One of the most significant improvements in Spark 3.0 is Adaptive Query Execution. AQE optimizes query plans at runtime based on actual data statistics:

from pyspark.sql import SparkSession

# AQE is enabled by default in Spark 3.0
spark.conf.set("spark.sql.adaptive.enabled", "true")
spark.conf.set("spark.sql.adaptive.coalescePartitions.enabled", "true")
spark.conf.set("spark.sql.adaptive.skewJoin.enabled", "true")

# Read data from Azure Data Lake
df = spark.read.parquet("abfss://container@storage.dfs.core.windows.net/data/")

# This join will benefit from AQE's skew handling
result = df.join(large_dimension_df, "key_column")

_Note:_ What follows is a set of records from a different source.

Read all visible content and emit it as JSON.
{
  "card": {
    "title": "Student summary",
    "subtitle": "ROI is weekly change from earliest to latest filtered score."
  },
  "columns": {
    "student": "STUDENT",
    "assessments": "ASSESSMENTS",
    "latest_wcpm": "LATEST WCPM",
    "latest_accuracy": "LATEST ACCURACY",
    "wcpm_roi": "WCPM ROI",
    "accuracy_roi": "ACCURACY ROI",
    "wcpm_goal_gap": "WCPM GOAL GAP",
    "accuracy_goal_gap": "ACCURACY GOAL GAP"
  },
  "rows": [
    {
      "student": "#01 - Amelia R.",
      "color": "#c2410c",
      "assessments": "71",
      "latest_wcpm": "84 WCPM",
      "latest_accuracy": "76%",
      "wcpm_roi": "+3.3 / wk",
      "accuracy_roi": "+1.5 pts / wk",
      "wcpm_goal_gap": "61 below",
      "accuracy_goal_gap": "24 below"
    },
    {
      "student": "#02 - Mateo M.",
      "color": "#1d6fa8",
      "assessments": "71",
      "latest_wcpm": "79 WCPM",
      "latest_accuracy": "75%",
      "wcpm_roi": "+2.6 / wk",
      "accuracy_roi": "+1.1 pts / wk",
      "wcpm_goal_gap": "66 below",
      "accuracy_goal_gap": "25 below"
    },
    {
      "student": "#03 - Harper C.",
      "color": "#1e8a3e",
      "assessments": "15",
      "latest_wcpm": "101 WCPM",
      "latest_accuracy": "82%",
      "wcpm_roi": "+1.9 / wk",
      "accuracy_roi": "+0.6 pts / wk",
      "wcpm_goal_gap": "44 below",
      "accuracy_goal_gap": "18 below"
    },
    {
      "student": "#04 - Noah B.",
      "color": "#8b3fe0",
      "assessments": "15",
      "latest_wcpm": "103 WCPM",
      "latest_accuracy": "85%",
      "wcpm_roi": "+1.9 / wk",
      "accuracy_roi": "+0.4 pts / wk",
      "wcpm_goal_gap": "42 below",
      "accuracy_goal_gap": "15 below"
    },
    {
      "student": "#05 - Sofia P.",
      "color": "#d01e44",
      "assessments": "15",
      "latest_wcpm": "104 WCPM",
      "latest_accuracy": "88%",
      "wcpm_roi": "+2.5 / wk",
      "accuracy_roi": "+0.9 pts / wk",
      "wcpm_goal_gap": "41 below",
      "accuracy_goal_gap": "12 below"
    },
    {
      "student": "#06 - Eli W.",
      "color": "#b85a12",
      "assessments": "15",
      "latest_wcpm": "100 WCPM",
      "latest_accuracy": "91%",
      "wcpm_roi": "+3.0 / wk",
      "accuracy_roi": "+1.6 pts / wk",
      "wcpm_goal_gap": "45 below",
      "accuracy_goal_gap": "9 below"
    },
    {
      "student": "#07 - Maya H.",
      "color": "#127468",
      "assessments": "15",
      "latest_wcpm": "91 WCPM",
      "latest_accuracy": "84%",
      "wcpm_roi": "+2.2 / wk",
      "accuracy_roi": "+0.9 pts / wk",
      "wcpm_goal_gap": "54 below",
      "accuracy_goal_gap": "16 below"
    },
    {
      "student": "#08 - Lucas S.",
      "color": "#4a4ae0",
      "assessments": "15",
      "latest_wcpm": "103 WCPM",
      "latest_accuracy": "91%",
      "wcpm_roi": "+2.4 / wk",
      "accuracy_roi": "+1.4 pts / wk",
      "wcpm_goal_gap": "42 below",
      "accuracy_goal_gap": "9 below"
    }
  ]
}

# AQE will automatically optimize partition sizes
result.write.parquet("abfss://container@storage.dfs.core.windows.net/output/")

Dynamic Partition Pruning

Dynamic partition pruning significantly improves query performance when joining a partitioned table with another table:

# Create a partitioned table
spark.sql("""
    CREATE TABLE sales_data (
        product_id STRING,
        quantity INT,
        price DECIMAL(10,2),
        sale_date DATE
    )
    USING DELTA
    PARTITIONED BY (sale_date)
    LOCATION 'abfss://container@storage.dfs.core.windows.net/sales/'
""")

# Dynamic partition pruning kicks in automatically
filtered_sales = spark.sql("""
    SELECT s.product_id, s.quantity, s.price, p.product_name
    FROM sales_data s
    JOIN products p ON s.product_id = p.product_id
    WHERE p.category = 'Electronics'
    AND s.sale_date BETWEEN '2021-01-01' AND '2021-06-30'
""")

Improved Pandas API with PyArrow

Spark 3.0 brings better pandas integration through PyArrow:

import pandas as pd
from pyspark.sql.functions import pandas_udf
from pyspark.sql.types import DoubleType

# Enable PyArrow optimization
spark.conf.set("spark.sql.execution.arrow.pyspark.enabled", "true")

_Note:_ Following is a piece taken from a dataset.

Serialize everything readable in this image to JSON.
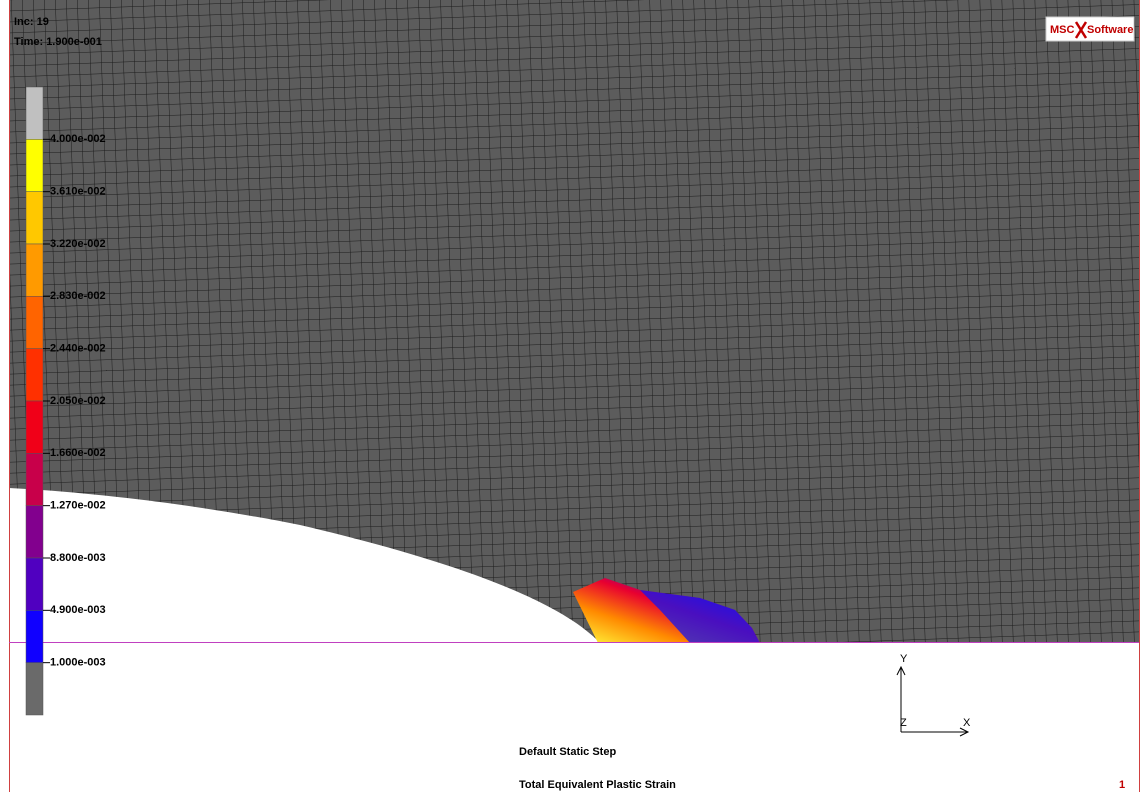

# Define a pandas UDF for complex calculations
@pandas_udf(DoubleType())
def calculate_moving_average(values: pd.Series) -> pd.Series:
    return values.rolling(window=7, min_periods=1).mean()

# Apply the UDF
df_with_ma = df.withColumn("moving_avg", calculate_moving_average("value"))

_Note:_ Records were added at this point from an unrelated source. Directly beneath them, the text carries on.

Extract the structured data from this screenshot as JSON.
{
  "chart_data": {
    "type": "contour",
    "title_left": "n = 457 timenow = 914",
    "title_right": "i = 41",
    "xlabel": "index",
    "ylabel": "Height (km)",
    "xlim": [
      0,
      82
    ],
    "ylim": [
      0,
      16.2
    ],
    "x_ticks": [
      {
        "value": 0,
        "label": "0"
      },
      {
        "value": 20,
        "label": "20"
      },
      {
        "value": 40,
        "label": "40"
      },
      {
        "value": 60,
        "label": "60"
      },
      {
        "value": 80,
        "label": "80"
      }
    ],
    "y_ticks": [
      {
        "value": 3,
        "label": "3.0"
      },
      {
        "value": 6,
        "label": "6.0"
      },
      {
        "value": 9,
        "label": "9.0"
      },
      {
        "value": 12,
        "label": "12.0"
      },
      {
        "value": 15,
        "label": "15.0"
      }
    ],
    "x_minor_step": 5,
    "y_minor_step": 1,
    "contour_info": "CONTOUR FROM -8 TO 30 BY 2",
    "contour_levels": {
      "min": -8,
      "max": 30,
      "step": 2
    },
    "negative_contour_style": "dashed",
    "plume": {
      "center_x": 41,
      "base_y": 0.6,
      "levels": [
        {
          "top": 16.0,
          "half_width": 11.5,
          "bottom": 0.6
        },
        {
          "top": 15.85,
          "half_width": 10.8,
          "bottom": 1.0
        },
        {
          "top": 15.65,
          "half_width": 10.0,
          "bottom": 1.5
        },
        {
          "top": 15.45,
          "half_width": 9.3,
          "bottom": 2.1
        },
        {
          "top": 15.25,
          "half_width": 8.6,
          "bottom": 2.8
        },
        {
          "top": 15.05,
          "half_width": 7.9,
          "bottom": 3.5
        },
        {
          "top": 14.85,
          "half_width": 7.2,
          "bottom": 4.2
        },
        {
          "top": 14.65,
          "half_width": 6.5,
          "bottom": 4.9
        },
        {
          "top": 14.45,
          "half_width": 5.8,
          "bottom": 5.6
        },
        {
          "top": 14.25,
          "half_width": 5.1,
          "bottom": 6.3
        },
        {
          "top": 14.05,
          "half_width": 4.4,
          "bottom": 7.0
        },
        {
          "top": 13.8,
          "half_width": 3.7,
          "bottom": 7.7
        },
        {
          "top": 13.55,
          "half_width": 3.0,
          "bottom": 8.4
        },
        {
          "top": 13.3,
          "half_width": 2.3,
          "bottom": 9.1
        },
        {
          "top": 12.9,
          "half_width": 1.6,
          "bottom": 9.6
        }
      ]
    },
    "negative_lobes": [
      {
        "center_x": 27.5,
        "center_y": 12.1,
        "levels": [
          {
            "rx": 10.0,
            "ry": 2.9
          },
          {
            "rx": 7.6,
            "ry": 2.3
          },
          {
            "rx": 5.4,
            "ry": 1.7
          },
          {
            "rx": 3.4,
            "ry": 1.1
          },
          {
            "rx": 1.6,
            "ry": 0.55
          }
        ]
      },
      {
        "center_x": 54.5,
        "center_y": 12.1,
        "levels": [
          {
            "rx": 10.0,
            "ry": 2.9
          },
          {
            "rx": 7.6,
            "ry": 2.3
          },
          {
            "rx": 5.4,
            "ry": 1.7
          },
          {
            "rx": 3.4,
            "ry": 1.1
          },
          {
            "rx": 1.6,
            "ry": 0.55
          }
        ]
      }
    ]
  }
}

# Convert to pandas efficiently
pandas_df = df_with_ma.toPandas()

New SQL Functions

Spark 3.0 adds many new SQL functions:

from pyspark.sql.functions import *

# New date functions
df = df.withColumn("formatted_date", date_format("timestamp", "yyyy-MM-dd"))
df = df.withColumn("extracted_year", extract("year", "timestamp"))

# New string functions
df = df.withColumn("overlayed", overlay("name", lit("***"), 1, 3))

# New aggregate functions
df.groupBy("category").agg(
    count_if(col("status") == "active").alias("active_count"),
    percentile_approx("value", 0.5).alias("median_value")
)

Integration with Azure Services

Leverage the full power of Azure ecosystem:

# Read from Azure SQL Database
jdbc_df = spark.read \
    .format("jdbc") \
    .option("url", "jdbc:sqlserver://server.database.windows.net:1433;database=mydb") \
    .option("dbtable", "dbo.customers") \
    .option("user", dbutils.secrets.get("keyvault", "sql-user")) \
    .option("password", dbutils.secrets.get("keyvault", "sql-password")) \
    .load()

# Write to Cosmos DB
df.write \
    .format("cosmos.oltp") \
    .option("spark.synapse.linkedService", "CosmosDbLinkedService") \
    .option("spark.cosmos.container", "mycontainer") \
    .mode("append") \
    .save()

Conclusion

Apache Spark 3.0 in Azure Synapse Analytics brings substantial performance improvements through Adaptive Query Execution, dynamic partition pruning, and enhanced pandas support. These features allow you to build more efficient and scalable data pipelines with less manual tuning.

Start migrating your existing Spark 2.4 workloads to Spark 3.0 to take advantage of these improvements. The migration is generally straightforward, with most existing code working without modifications.